Die Europäische Union hat heute 27 Mitgliedsstaaten, acht weitere sollen aufgenommen werden (Kroatien, Montenegro, Albanien, Serbien, Kosovo, Mazedonien, Island und die Türkei). In ihrer Geschichte haben die Europäer eine enorme Integrationsleistung erbracht. Nach dem Start mit sechs Staaten in West- und Südeuropa umfasst die EU heute fast alle europäischen Staaten. Es wurden sowohl ehemalige Militärdiktaturen in Spanien, Portugal und Griechenland als auch ehemals kommunistisch regierte Staaten in Mittel- und Osteuropa integriert. Das laufende Projekt ist die Aufnahme des fragilen westlichen Balkan.
Die größte Leistung ist aber sicherlich die Einbindung des ehemaligen Kriegsgegners Deutschland in Europa. Wer hätte für möglich gehalten, dass sich Deutschland auf den Trümmern des Zweiten Weltkrieges zu einem der heute wichtigsten Staaten der Europäischen Union entwickelt? In der aktuellen Schuldenkrise hat Deutschland wegen seiner wirtschaftlichen Potenz sogar die Führungsrolle übernehmen müssen.
Zum Zeitpunkt der Preisverleihung befindet sich die Europäische Union mit der Finanz- und Staatsschuldenkrise in einer der schwersten Krise ihrer Geschichte, so der EU-Kommissionspräsident Jose Barroso. Doch die Krise ist ständiger Begleiter auf dem Weg der Europäer gewesen. Bislang ist die EU aber immer wieder gestärkt aus den Krisen hervorgegangen.
Kritiker werfen der Europäischen Union oft vor, sie sei zu bürokratisch, zu undemokratisch, ein gesichtloses Monstrum. Richtig ist, dass die Entscheidungsprozesse verzwickt und manchmal undurchsichtig sind. Meistens aber kommen Gesetze zustande, die die Integration befördern. Wer nicht zufrieden ist, kann gegen Entscheidungen der Europäischen Union vor einem ordentlichen Gericht klagen. Auch der Europäische Gerichtshof ist in dieser Form eine einmalige Institution in der Welt.
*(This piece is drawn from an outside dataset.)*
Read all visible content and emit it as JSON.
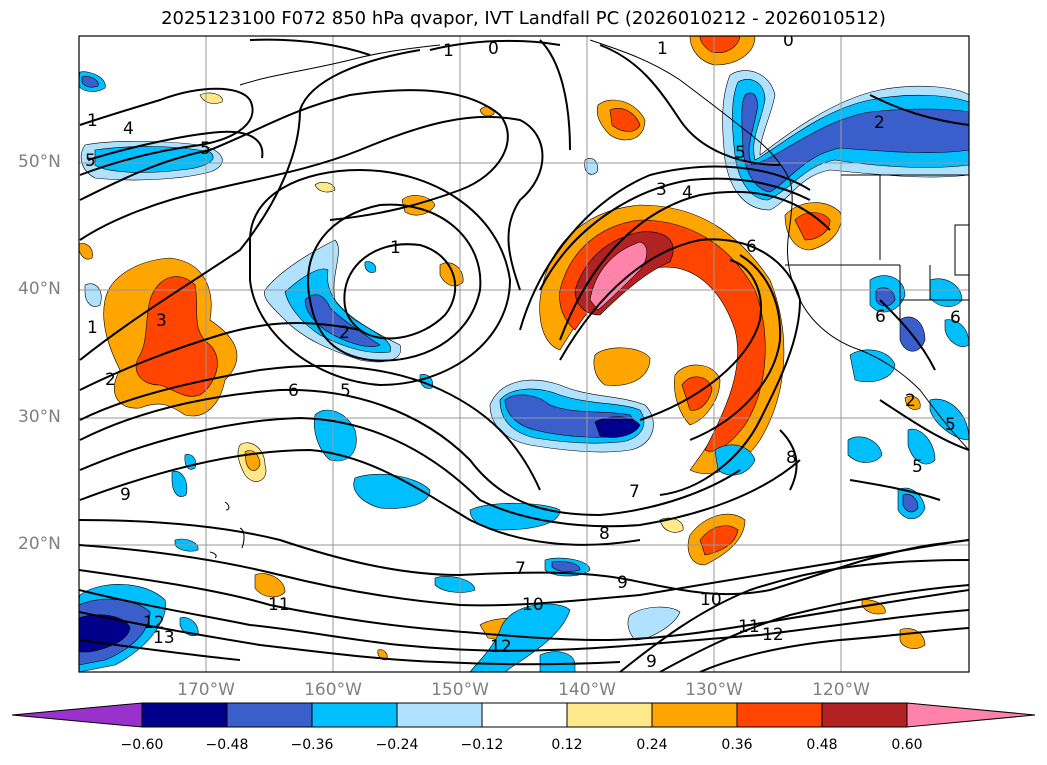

Dieses Jahrzehnte lange Streben der Europäischen Union würdigt jetzt das Nobelkomitee. Aber wer sind eigentlich die Preisträger? Die vier Präsidenten der EU-Institutionen, Rat, Parlament, Kommission, Euro-Gruppe? Oder sind nicht alle Europäer, alle Bürger der Europäischen Union ein bisschen Preisträger, denn schließlich haben sie die Integration, die Reformschritte, die Erweiterung und auch die Kosten mitgetragen. Viele Errungenschaften, von denen unsere Großväter nicht zu träumen wagten, werden heute als selbstverständlich hingenommen. Europa ist eben die Normalität. Europa lebt, trotz aller Unterschiede, eine Einheit in Vielfalt. Heute sind wir alle Europäer.